A dozen phone numbers starting with +44 were visible to surveillance equipment before the missile strike
Source: The Telegraph
British volunteer fighters are feared to have triggered a deadly airstrike on a Ukrainian military base after their phones were detected in the area, the Telegraph can reveal.
At least 35 people were killed, potentially including three British ex-special forces troops, when 30 Russian cruise missiles pulverised the Yavoriv facility, near the Polish border, on March 13.
The target on the base is believed to have been the International Centre for Peacekeeping and Security, where Ukraine has been training foreign civilian recruits for its international brigade.
Now, the Telegraph has learned that around 12 to 14 phone numbers starting with +44 were visible to surveillance equipment in the area in the hours before the missile strike.
Security sources said mercenaries paid by the Wagner Group, a secretive military company with links to the Kremlin, were suspected of operating on the ground at the time.
It has raised fears that the hired guns were able to use their own scanning equipment to intercept the numbers and pass them to Russian intelligence, which linked the details to former British military personnel and immediately ordered an attack.
Mobile phone numbers can become visible to snooping technology when the device pings a nearby phone mast to connect to the network so a user can make calls or send texts.

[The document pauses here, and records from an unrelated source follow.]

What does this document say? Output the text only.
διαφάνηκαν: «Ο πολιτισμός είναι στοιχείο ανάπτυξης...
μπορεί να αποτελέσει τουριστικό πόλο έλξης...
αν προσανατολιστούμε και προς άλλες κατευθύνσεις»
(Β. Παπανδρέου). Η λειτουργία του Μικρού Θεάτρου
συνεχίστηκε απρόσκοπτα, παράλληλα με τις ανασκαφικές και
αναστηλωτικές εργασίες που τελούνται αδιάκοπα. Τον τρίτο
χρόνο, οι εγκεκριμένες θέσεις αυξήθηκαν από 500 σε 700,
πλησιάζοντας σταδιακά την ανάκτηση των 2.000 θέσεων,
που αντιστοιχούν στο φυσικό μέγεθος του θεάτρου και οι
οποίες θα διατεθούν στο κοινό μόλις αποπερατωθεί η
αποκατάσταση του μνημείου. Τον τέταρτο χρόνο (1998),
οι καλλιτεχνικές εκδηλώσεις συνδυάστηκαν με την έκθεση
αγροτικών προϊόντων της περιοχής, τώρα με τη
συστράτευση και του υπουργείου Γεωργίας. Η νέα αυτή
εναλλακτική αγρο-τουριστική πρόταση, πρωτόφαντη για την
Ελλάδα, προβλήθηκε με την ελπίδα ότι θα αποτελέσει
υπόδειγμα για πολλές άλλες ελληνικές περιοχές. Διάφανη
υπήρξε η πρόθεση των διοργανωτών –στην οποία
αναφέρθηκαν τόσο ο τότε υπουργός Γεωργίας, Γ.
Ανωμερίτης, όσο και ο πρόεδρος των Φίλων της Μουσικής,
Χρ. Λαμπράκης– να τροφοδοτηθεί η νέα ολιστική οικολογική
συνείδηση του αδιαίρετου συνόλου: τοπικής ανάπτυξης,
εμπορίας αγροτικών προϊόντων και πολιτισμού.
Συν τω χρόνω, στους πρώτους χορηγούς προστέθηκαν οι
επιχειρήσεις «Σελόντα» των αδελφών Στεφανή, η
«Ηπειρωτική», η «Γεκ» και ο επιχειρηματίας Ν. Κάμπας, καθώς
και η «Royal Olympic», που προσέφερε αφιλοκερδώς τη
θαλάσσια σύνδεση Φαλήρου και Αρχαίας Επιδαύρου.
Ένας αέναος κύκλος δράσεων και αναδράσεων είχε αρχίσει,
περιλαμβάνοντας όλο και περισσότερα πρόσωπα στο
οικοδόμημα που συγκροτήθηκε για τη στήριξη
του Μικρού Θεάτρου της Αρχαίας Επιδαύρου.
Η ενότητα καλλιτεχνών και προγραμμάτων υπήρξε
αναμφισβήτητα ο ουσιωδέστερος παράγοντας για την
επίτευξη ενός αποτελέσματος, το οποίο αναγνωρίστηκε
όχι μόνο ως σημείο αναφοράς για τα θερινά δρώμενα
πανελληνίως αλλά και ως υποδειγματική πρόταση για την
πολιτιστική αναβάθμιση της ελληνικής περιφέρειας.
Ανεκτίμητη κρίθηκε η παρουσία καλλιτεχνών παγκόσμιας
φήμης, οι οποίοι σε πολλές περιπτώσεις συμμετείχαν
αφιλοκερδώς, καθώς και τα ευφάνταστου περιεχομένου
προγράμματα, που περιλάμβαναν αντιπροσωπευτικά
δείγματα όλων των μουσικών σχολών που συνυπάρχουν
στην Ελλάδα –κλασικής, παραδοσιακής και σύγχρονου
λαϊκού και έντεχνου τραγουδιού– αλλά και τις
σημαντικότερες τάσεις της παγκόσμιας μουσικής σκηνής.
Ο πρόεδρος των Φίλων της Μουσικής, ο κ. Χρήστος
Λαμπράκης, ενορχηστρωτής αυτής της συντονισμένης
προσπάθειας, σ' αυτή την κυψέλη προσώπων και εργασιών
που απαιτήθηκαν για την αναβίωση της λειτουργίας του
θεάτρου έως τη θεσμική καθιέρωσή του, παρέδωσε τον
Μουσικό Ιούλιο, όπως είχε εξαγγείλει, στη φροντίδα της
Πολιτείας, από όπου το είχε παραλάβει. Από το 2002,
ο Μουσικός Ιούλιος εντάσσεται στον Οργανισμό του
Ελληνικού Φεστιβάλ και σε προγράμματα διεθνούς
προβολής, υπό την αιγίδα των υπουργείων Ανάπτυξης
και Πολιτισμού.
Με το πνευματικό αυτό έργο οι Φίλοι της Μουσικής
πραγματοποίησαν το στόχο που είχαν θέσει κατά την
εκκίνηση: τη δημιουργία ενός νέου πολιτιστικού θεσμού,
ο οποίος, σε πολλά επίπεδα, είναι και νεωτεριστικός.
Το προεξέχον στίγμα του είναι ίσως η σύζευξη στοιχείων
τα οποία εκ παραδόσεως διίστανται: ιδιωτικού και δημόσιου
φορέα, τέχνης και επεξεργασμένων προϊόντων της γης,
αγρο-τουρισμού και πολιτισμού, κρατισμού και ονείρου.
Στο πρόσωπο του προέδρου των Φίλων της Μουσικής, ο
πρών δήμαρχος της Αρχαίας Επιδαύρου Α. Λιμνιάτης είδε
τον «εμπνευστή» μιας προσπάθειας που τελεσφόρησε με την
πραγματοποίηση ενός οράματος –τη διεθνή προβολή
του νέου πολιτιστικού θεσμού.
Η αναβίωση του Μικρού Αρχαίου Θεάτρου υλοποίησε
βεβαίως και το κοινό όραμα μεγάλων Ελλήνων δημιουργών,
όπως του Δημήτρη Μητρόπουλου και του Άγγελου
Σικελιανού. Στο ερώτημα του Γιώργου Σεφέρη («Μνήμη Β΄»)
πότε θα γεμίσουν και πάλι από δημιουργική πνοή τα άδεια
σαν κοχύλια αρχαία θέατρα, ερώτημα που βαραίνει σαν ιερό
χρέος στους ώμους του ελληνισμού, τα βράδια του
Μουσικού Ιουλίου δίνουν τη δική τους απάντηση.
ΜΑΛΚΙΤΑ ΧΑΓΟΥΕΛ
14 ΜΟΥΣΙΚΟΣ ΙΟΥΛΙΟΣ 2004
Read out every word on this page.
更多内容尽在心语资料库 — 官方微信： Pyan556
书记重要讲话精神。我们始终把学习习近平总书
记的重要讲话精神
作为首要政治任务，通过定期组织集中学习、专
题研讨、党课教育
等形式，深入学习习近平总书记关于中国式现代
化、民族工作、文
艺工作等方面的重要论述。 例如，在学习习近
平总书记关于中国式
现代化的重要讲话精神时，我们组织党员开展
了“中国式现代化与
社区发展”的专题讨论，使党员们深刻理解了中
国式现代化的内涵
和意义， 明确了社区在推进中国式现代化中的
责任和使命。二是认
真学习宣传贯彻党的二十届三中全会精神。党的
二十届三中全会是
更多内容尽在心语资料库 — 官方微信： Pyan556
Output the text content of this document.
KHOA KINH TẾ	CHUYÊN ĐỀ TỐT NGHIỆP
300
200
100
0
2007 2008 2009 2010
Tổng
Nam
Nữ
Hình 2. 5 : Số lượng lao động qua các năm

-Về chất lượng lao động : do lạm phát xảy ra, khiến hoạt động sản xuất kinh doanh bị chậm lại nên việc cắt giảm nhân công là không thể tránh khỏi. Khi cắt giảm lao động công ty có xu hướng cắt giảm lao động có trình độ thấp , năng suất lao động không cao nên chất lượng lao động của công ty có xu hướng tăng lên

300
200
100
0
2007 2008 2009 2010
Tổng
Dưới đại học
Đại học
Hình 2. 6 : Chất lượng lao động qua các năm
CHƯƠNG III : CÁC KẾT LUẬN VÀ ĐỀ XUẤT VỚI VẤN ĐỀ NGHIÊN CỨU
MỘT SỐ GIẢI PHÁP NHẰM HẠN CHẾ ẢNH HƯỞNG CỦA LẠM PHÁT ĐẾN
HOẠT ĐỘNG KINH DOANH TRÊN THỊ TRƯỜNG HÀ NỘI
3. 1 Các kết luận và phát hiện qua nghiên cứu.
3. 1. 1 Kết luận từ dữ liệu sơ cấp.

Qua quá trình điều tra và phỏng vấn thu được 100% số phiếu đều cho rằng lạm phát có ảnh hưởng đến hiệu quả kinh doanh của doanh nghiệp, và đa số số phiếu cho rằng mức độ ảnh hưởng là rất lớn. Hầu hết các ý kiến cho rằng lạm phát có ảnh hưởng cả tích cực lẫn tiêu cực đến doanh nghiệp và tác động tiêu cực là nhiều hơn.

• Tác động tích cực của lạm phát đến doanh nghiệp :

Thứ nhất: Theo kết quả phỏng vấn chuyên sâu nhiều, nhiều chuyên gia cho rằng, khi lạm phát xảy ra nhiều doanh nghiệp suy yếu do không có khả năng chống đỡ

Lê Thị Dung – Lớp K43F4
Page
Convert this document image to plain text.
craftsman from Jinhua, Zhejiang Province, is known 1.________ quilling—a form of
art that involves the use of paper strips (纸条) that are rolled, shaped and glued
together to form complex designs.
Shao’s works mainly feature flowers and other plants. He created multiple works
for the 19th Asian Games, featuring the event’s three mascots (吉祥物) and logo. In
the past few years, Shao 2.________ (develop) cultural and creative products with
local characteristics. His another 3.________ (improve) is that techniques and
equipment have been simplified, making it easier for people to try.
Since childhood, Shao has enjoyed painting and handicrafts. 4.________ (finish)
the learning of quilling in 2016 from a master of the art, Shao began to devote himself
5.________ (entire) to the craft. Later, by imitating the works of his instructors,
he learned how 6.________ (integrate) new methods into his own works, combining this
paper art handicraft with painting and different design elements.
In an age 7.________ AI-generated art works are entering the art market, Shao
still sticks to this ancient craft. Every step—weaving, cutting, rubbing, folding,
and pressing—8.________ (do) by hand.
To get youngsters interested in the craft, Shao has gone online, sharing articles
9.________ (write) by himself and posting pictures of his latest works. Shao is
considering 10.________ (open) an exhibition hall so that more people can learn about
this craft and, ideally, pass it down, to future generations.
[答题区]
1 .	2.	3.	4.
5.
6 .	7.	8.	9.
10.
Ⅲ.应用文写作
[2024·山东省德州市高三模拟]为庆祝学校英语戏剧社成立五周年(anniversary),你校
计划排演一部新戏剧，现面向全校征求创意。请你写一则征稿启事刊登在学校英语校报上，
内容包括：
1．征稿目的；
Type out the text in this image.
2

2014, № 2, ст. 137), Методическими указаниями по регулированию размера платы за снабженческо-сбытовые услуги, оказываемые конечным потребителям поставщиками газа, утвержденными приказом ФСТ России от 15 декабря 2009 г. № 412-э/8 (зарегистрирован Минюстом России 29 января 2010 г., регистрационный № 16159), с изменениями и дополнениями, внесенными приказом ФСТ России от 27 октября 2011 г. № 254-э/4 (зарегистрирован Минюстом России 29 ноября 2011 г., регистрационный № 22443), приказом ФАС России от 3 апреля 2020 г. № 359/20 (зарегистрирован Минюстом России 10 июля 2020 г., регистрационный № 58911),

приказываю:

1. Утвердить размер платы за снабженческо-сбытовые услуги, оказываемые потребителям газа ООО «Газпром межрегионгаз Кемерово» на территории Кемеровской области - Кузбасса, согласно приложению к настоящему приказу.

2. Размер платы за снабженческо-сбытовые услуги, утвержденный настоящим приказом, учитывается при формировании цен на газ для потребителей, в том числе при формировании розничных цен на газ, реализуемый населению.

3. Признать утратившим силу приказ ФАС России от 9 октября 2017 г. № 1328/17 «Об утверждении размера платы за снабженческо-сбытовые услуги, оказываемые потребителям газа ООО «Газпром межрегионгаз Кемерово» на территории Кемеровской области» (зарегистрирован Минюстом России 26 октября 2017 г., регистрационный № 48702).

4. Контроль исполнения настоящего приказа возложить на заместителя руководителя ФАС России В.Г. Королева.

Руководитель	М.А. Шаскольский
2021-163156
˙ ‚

Russia is thought to have access to a vast trove of phone numbers linked to elite British units, compiled through secretive surveillance operations near military bases in the UK.
Many of the British men who have volunteered to join the resistance against Vladimir Putin’s invasion formerly served with these units, meaning their numbers would immediately set off alarm bells in the Kremlin if spotted connecting to a Ukrainian phone network.
A source said: “As soon as Moscow got any whiff of possible British presence on the base, they would have immediately ordered a strike.”
The attack on the base, one of Putin’s furthest forays west in the three-week-old war, lays bare the risks facing British recruits if they travel into the war zone, particularly if they fail to exercise caution with their electronic devices.